LAUSANNE : Premiers hauts dirigeants du football à risquer la prison en Europe dans le cadre du "Fifagate", le patron de beIN et du PSG Nasser Al-Khelaïfi, et l'ancien numéro 2 de la Fifa Jérôme Valcke, connaîtront leur sort vendredi en Suisse dans une affaire de droits télévisés.
Le Tribunal pénal fédéral de Bellinzone rendra à 13h30 (12h30 GMT) son jugement contre les deux prévenus, entendus pendant dix jours en septembre, ainsi que contre un homme d'affaires grec qui n'avait pas comparu pour raisons de santé, Dinos Deris.
Dans cette affaire, premier scandale du football mondial à trouver son épilogue judiciaire en Suisse, le parquet avait requis 28 mois d'emprisonnement contre M. Al-Khelaïfi, 3 ans contre M. Valcke et 30 mois contre M. Deris, avec sursis partiel dans les trois cas.

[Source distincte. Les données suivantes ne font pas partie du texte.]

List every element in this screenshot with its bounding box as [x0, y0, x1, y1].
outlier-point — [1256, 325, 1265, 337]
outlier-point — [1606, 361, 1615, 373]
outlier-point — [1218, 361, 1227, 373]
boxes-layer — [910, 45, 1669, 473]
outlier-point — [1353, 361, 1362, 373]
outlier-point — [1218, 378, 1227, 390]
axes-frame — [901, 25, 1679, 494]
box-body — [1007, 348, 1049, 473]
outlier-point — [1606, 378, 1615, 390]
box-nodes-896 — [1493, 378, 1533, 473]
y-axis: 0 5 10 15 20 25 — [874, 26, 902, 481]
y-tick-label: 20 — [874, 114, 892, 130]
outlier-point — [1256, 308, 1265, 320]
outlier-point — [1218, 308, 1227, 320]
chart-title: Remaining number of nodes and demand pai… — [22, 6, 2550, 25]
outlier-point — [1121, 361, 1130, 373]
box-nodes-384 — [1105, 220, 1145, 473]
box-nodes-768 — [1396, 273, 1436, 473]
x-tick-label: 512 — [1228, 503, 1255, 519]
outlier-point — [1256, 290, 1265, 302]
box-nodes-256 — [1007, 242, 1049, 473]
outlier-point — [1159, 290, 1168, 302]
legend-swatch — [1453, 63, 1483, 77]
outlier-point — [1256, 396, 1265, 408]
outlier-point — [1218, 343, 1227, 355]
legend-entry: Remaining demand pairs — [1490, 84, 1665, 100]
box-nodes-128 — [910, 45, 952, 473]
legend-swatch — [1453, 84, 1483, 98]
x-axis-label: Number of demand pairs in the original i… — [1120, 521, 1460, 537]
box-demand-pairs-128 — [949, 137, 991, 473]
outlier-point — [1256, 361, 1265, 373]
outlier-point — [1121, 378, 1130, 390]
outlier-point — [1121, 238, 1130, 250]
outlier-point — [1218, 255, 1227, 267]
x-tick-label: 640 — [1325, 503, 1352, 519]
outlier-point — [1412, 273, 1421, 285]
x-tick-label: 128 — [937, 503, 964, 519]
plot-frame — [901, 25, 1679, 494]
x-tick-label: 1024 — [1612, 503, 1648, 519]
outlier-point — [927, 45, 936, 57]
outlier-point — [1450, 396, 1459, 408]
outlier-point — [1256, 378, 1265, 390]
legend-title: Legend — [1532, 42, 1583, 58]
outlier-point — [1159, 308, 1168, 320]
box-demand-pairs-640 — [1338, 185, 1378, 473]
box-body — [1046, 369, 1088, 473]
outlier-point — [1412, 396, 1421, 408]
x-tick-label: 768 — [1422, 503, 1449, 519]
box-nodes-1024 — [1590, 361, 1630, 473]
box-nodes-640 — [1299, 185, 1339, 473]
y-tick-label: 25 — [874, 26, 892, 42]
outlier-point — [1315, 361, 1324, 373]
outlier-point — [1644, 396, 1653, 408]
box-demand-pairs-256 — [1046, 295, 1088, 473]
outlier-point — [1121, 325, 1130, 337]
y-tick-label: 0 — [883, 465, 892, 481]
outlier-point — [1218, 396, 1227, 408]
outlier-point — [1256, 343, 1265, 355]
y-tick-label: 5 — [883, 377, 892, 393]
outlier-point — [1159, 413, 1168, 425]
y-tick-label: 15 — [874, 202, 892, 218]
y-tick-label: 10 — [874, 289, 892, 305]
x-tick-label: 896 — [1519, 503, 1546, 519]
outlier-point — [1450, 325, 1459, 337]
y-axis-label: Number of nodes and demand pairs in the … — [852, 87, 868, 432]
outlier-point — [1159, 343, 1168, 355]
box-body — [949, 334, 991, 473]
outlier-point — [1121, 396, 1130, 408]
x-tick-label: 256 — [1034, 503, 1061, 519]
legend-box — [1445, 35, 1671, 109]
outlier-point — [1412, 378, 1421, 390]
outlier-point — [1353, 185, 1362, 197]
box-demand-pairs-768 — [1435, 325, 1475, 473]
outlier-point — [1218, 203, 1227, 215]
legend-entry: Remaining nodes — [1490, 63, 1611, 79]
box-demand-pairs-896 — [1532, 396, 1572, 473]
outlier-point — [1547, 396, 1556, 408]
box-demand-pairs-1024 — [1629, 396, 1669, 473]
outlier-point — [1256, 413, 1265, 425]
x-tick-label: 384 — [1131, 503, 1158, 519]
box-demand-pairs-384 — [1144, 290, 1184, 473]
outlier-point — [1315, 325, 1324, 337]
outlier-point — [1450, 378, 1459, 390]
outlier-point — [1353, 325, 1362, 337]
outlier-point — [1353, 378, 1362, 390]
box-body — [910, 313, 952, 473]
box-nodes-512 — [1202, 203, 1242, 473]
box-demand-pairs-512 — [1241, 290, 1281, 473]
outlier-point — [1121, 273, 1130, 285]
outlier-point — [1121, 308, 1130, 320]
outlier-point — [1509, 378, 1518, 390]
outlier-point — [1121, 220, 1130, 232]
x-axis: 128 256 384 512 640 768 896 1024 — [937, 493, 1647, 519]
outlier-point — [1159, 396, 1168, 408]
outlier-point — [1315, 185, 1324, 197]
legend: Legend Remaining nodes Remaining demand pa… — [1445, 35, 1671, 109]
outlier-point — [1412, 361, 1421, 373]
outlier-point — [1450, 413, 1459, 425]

Il s'agit du réquisitoire le plus sévère jamais prononcé sur le sol européen dans les multiples affaires qui minent la Fifa, alors que les Etats-Unis ont déjà envoyé deux anciens dirigeants latino-américains derrière les barreaux.
Ancien bras droit du patron déchu de la Fifa Sepp Blatter, Jérôme Valcke répond de deux affaires distinctes liées à sa quête d'argent pour assurer un train de vie "de cigale", comme l'a résumé le procureur fédéral Joël Pahud.
Contrat 'en or'
Dans le premier volet, le parquet lui reproche d'avoir sollicité à l'été 2013 l'aide de Nasser Al-Khelaïfi pour acheter une luxueuse villa en Sardaigne, au moment où beIN négociait la prolongation de ses droits médias en Afrique du Nord et au Moyen-Orient pour les Mondiaux-2026 et 2030.
"Personnalité phare du football", patron du Paris SG et membre du comité exécutif de l'UEFA, a rappelé le parquet, le dirigeant qatari avait acquis la "Villa Bianca" pour 5 millions d'euros, via une société transférée presque aussitôt au frère d'un de ses proches collaborateurs, avant de la mettre à disposition de M. Valcke.
Les deux hommes, qui nient tout "pacte corruptif" et plaident la relaxe, ont martelé face au tribunal qu'il s'agissait d'un arrangement "privé", sans lien avec le contrat de droits TV finalement conclu par beIN avec la Fifa en avril 2014.
Surtout, ils ont tour à tour dépeint un accord "en or" et même "sublime" pour l'instance du football, puisque beIN a payé 480 millions de dollars pour deux Coupes du Monde, soit 60% de plus que pour les Mondiaux-2018 et 2022, alors qu'il était seul en lice.
Peu importe, pour le parquet: M. Valcke aurait dû déclarer le montage autour de la Villa Bianca à la Fifa, et a donc été poussé par le patron de beIN à léser son employeur - deux délits relevant de la "gestion déloyale" et de l'"instigation" à cette infraction.
Corruption abandonnée
Mais la défense de Nasser Al-Khelaïfi n'a cessé de dénoncer une qualification "artificielle", conçue par l'accusation pour "tenter de sauver son dossier", puisqu'elle a dû abandonner la charge de "corruption" après un accord survenu en janvier entre la Fifa et le patron de beIN.
Pour Mes Marc Bonnant, Grégoire Mangeat et Fanny Margairaz, le dirigeant qatari n'a jamais "incité ou encouragé" M. Valcke à quoi que ce soit.
Dans une affaire distincte portant sur des droits télévisés en Grèce et en Italie, l'ancien numéro 2 de la Fifa était jugé pour avoir touché 1,25 million d'euros en trois versements de la part de Dinos Deris.
Il s'agissait cette fois, selon l'accusation, de favoriser l'obtention des droits médias de plusieurs Coupes du monde en Grèce et en Italie.
Partie plaignante dans ces deux dossiers, la Fifa réclame "entre 1,4 et 2,3 millions d'euros" à Jérôme Valcke pour avoir profité pendant 18 mois de la "Villa Bianca". Elle demande par ailleurs 1,25 million d'euros à son ex-secrétaire général et à Dinos Deris.